A Southern 4-6-2 would pull it south of Washington. Guess this wreck must have been at the PRR bridge at 38.917N 76.9435W, where a PRR engine would pull the train.

Locomotives

Wasn't the "Crescent" usually pulled by a Southern RR locomotive?

Re: Wrong Truck

I stand corrected; how I missed them being outside bearing I have no idea. They probably are from beneath the tender, as the lead truck there is missing. Doubt they're from a car, as those appear to be all heavyweight equipment with six-wheel trucks.

Wrong truck

On a railroad, a truck is the assembly of wheels, springs, brakes, and centering devices which ride on the rails, supporting and guiding the car or locomotive it supports.

The engine is unmistakably, as pointed out, a Pennsylvania Railroad K-4 class 4-6-2 Pacific.

But, neither of the two trucks visible near the center of the photo came from that engine. K-4 pilot trucks were inside bearing. Perhaps, these were from under the tender, or from one of the passenger cars.

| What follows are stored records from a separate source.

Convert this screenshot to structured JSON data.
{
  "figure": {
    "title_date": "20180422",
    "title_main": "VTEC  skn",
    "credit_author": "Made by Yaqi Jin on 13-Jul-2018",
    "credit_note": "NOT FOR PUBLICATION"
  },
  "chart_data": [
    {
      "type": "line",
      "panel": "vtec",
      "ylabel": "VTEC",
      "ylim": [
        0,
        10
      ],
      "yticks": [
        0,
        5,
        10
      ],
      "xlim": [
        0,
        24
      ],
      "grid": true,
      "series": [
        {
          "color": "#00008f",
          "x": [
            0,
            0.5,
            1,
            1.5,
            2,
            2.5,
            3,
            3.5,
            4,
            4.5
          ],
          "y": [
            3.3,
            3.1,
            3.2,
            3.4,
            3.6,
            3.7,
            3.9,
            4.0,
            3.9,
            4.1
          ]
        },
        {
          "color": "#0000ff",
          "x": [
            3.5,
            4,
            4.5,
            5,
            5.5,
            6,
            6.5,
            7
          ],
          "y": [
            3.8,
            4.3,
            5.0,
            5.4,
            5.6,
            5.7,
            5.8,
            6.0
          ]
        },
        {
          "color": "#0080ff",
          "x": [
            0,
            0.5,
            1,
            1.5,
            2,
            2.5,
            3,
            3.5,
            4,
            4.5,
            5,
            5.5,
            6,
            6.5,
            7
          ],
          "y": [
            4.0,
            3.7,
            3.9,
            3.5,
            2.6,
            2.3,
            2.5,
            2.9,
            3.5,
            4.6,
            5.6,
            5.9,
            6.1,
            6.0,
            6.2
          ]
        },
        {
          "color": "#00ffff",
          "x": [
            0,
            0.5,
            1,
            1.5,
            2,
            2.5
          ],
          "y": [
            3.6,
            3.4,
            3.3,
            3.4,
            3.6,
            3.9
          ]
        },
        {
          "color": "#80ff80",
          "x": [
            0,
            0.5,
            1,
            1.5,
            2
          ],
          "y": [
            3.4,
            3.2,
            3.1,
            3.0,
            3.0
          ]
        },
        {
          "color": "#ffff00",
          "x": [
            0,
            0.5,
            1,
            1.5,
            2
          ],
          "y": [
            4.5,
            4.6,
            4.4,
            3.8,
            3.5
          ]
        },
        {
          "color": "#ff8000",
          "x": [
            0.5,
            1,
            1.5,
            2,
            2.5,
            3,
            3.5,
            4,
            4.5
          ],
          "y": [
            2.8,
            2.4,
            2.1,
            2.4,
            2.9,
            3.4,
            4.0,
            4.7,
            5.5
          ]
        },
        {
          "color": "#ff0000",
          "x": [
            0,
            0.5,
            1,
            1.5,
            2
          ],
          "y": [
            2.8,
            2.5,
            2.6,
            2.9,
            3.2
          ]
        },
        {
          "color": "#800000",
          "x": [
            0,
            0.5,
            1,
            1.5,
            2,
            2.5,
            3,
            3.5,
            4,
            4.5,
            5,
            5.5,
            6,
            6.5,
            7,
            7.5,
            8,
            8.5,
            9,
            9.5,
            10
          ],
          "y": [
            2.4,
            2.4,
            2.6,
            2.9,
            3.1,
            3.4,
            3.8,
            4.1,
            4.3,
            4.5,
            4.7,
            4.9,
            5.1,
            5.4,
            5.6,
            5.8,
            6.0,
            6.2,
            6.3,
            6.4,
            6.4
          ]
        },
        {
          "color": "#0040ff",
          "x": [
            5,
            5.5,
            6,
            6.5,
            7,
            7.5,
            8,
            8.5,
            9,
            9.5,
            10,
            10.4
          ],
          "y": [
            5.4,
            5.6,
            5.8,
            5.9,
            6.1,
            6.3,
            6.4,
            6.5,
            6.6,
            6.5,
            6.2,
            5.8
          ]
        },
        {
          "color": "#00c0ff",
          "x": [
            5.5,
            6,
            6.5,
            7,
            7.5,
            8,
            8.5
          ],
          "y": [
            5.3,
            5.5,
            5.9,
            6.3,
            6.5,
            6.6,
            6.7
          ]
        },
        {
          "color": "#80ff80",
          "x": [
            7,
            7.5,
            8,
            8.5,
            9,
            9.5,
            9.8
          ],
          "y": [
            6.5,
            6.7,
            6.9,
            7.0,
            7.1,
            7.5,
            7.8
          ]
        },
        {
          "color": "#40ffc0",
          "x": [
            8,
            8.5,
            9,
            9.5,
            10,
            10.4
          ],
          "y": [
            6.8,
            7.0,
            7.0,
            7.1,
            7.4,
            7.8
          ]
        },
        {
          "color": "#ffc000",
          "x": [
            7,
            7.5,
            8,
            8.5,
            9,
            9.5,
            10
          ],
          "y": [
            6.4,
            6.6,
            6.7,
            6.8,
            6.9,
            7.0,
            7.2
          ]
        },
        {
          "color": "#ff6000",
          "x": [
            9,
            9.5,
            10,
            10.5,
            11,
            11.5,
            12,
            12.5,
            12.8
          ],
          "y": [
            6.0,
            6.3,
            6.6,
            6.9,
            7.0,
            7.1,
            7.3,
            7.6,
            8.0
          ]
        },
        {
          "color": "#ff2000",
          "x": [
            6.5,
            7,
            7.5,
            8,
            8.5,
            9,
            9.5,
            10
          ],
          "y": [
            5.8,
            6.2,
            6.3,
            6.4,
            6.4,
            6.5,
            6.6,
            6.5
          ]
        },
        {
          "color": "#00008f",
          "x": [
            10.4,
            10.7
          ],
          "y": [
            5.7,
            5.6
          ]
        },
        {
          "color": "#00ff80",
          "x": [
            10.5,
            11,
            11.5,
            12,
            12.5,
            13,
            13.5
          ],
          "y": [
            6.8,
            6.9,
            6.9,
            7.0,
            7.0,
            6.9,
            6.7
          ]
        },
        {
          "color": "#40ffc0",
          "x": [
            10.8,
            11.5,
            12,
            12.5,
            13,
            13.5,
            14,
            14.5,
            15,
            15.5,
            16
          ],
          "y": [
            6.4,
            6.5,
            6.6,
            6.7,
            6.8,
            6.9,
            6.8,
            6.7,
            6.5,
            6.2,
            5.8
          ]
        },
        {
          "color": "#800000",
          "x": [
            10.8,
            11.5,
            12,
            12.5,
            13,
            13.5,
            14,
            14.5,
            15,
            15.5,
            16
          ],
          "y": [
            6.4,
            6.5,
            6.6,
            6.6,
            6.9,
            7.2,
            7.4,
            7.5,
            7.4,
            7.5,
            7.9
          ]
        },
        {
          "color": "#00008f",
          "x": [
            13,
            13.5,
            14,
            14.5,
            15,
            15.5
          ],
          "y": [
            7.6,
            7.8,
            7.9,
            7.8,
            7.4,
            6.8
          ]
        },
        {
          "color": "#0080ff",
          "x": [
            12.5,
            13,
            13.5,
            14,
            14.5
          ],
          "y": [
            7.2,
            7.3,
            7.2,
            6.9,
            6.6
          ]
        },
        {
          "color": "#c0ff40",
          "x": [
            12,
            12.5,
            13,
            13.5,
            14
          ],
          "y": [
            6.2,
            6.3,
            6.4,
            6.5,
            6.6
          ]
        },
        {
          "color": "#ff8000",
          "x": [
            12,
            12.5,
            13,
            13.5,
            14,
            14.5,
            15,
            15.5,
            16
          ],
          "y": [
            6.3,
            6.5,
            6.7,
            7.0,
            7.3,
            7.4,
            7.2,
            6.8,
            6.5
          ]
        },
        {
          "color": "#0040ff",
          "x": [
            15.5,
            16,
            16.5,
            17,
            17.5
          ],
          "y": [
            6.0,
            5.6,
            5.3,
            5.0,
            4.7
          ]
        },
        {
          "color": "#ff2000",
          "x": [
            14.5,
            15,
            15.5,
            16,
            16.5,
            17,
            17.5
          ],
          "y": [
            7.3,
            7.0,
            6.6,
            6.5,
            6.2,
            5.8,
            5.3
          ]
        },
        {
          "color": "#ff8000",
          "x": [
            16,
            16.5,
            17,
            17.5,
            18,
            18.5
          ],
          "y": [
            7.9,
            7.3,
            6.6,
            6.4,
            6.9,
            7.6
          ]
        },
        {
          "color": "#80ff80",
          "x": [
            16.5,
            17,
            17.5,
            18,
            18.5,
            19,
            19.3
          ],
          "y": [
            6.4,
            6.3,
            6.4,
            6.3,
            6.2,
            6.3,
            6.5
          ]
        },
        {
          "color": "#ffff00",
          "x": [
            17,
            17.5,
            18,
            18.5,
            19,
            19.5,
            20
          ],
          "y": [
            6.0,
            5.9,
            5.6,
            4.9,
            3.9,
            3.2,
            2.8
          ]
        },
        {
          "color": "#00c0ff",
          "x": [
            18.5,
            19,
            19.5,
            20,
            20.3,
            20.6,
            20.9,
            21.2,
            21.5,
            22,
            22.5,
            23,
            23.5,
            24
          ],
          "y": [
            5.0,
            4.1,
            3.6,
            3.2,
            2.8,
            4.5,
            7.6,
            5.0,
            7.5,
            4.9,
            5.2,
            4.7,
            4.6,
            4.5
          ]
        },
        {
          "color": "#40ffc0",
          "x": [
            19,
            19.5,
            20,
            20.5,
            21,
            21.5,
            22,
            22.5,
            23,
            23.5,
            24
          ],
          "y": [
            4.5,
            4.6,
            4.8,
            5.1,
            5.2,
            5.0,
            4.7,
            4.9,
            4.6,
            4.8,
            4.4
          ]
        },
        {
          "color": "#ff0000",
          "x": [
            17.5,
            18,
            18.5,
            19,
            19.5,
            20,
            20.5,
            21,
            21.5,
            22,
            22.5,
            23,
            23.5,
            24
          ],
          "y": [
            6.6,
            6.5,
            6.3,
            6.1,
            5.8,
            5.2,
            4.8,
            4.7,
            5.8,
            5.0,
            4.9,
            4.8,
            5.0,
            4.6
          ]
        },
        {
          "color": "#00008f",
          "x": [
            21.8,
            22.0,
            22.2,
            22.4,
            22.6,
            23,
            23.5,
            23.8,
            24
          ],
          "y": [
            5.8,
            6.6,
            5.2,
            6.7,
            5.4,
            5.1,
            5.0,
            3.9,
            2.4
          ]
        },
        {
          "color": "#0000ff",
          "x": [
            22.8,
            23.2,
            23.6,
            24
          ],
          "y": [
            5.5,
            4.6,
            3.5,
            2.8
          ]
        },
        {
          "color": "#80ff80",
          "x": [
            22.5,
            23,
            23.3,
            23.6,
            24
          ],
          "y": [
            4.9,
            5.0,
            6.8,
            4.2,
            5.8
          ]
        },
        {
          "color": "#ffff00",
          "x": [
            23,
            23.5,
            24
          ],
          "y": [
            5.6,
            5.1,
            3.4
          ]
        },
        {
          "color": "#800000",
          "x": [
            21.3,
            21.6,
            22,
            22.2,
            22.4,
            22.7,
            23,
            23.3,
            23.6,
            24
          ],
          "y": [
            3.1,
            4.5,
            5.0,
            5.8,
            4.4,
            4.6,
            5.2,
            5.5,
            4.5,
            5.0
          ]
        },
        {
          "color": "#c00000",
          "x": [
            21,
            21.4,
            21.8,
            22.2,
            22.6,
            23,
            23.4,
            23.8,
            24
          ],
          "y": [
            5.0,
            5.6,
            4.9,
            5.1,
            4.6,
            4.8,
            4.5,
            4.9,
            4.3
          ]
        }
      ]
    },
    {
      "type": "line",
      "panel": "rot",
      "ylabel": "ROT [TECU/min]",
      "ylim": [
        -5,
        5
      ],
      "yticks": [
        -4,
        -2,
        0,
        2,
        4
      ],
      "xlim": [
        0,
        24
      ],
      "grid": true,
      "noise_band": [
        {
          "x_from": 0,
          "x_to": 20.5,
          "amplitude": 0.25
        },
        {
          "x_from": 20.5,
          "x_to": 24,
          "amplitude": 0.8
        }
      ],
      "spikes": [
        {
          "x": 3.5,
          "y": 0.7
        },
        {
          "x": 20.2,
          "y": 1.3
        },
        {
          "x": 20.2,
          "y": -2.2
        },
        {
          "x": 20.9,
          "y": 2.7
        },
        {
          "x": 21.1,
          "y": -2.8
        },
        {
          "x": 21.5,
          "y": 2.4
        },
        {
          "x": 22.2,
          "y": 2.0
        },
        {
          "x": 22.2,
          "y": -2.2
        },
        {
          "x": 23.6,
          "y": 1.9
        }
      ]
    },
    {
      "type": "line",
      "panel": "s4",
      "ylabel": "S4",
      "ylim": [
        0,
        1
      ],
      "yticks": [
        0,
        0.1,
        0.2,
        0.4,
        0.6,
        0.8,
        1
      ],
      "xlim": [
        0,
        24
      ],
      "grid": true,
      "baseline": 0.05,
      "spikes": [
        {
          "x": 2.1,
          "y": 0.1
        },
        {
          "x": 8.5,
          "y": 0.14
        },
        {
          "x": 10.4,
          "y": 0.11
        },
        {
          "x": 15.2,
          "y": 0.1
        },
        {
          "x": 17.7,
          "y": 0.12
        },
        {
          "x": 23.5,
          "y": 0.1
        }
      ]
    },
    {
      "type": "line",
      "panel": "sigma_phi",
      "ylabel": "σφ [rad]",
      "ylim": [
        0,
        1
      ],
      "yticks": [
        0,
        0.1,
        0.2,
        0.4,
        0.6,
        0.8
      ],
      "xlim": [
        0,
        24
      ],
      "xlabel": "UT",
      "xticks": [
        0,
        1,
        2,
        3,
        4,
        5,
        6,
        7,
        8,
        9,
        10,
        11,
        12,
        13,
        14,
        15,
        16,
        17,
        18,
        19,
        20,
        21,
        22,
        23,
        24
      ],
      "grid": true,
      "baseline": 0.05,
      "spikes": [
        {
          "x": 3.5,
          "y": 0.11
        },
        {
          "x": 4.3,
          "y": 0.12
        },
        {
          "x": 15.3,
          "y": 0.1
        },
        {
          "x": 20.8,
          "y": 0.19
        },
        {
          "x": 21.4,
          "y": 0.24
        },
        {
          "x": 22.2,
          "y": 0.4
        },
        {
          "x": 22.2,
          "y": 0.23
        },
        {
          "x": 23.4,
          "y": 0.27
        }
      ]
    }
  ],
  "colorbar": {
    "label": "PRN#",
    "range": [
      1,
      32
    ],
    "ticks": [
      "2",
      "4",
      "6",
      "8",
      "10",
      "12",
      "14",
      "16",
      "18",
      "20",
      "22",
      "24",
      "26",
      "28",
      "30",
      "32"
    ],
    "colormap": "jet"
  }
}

Men dead; locomotive saved.

It's a K-4 Pacific type, seen many times on this site. Don't know what number it is, but it was definitely rebuilt. The first K-4 to be scrapped was #8309 in 1938, after a different wreck which occurred in Pittsburg when it plummeted off a high fill and then dropped another fifty feet over a concrete retaining wall into one of the city streets. The leading truck of the K-4 seen above is sunk in the mud dead-center of the photo.